By Bill Sniffin, publisher emeritus
Apparently, I love windshield time. Long road trips around Wyoming seem to be my specialty. They have been a consistent part of my Cowboy State life for over 50 years.
Last weekend, a new colleague, Greg Johnson, kidded me about all the miles I drive. “You are like the Charles Kuralt of Wyoming,” he said.
Now that is a huge compliment. Yes, we do drive around Wyoming a lot and we do write about those trips a lot.
And here comes another one.
This trip involved my wife seeing a doctor in Denver. That might be a story itself, perhaps, but for another day. Her appointment went well. But the 800 miles to and from were full of fun experiences.
By far the greatest was spending five hours at Cheyenne’s Botanic Gardens. For more information on that wonderful place check out Wendy Corr’s excellent piece in Wednesday’s Cowboy State Daily.
Two guys named Smith were prominently involved in that unique facility. As far as I know, they were not related.
Shane Smith was the driving force behind the facility for over 40 years. He is retired now but what a visionary. The place is unique. Especially in a high and dry place like Cheyenne.
We were lucky enough to attend Saturday’s Heirlooms and Blooms Harvest Market, which included dozens of vendors selling unique products. The place was jammed.
After a half century in Wyoming, how could I not have visited this place before? Nancy loved it and we will be back.
One of the more unique aspects of the facility is the Paul Smith Children’s Garden. Paul was an old friend who owned the Hitching Post Hotel for years. During its heyday it was truly a second Capitol of the state. Folks who came along later just cannot imagine what a positive effect Paul and the “Hitch” had on everything. Paul is missed and so is the Hitch. His garden at the Botanic Gardens is wonderful. What a gift to everyone, especially the kids.
Rain And Fog Dogged Our Trip
Our trip started out Thursday morning in the rain and it poured on us all the way from Lander to Rawlins. What unusual conditions with lots of fog and low-hanging clouds. At times the rain poured. As we drove by Jeffrey City, we recalled they were flooded out a couple of weeks ago by a real gully washer.
We had planned to have lunch at SuCasa, a wonderful Mexican Restaurant in Sinclair. Again, we have always heard about the place but, alas, it is not open on Thursdays.
Driving around Sinclair is a treat. These old Spanish-style buildings were created in 1925 by PARCO, the company that originally build the big refinery. Getting close to all those pipes is just amazing at the refinery. How do they keep all the gases and fluids coming and going in the right directions? Looks like a huge high school chemistry experiment to me.

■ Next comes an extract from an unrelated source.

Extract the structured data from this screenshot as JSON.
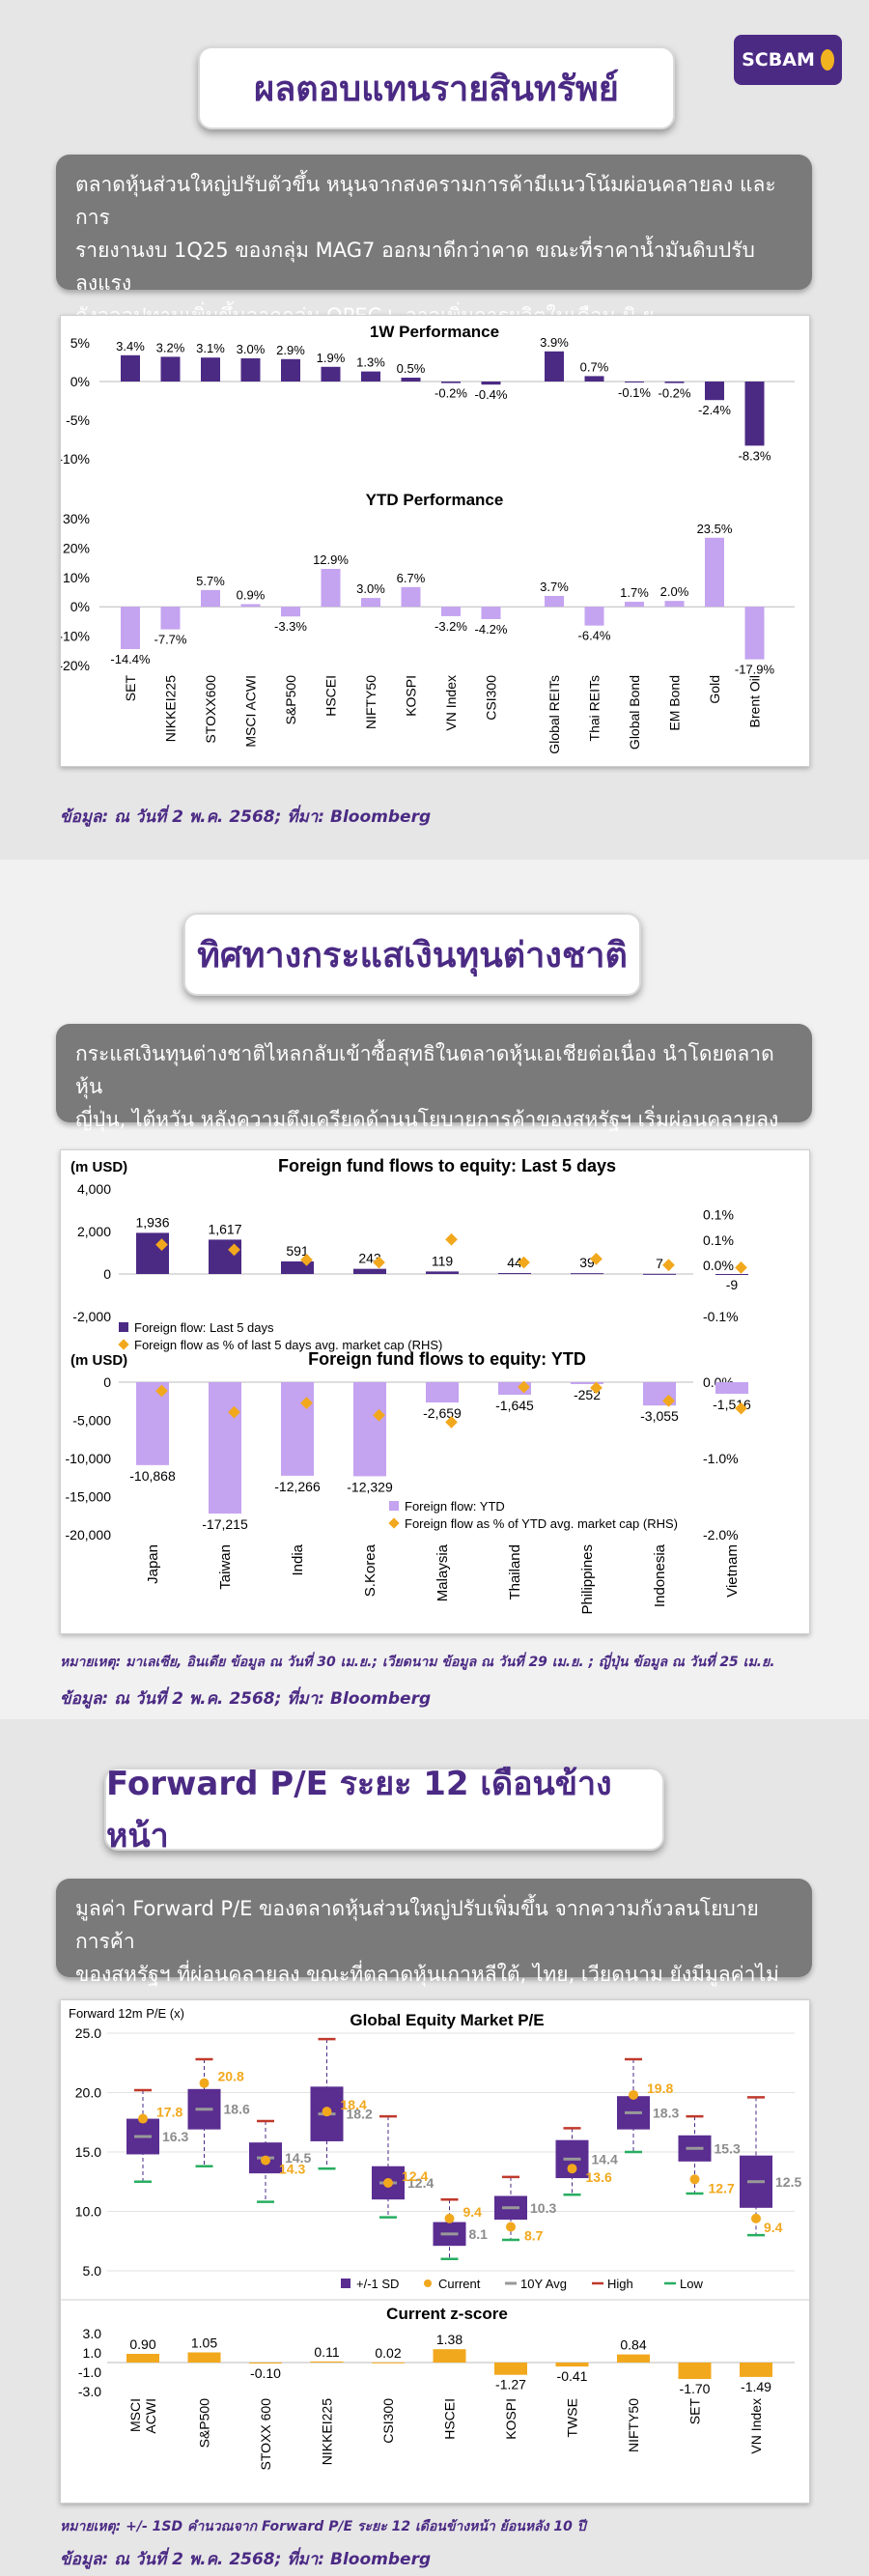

We stopped at Dave Rader’s Econolodge to eat but his restaurant was closed, too. “Can’t get any help,” he said. He said that is affecting everybody in Rawlins.
He said Rawlins had an unusually un-windy summer. It was very hot and little breeze. Now, that is news worthy.
We ended up having a fun lunch at Buck’s, a former Sanford’s. Food was great and so was the service and atmosphere. I recommend the Shoot on a Shingle, which was a burger on toast, with french fries, chili, and two eggs on top. Yeah, a lot of great tasting food.
Later that day we made it to Cheyenne. Our late colleague, Jim Angell, loved to smoke cigars and talked repeatedly about looking forward to opening up the garage-style door at the boardroom at Cowboy State Daily’s new offices to smoke a cigar late on Friday afternoons.
On this day, Jimmy Orr, Dave Simpson, Dave Lerner, Rod Miller, and myself indulged. We had a great time telling Jim Angell stories and puffing away on a perfect late afternoon.
We stayed at the Red Lion and had an excellent dinner that night. On Friday night, my brother Ron (who lives in Cheyenne) hosted us to watch the Cowboys beat up Air Force. Was that result fun or what. What an upset.
On Sunday, we enjoyed a great breakfast at Little America with old friend Pat Schmidt and his wife Emily. Pat was a long-time publisher of both the Lovell and Thermopolis newspapers.
Born In A Barn Is Great
For lunch, we dined at the famous Born in a Barn in Laramie with our two grandsons, Hayden and Wolf Johnson, both of whom attend UW. That restaurant was featured by Guy Fieri on his Diners, Drive-ins, & Dives TV show recently.
By the way, Charles Kuralt died back in 1997 but hosted a famous road trip show on CBS from 1967 to 1980 called On The Road.
It is a huge compliment for me to be mentioned in the same sentence as this famous traveling journalist. Thanks Greg.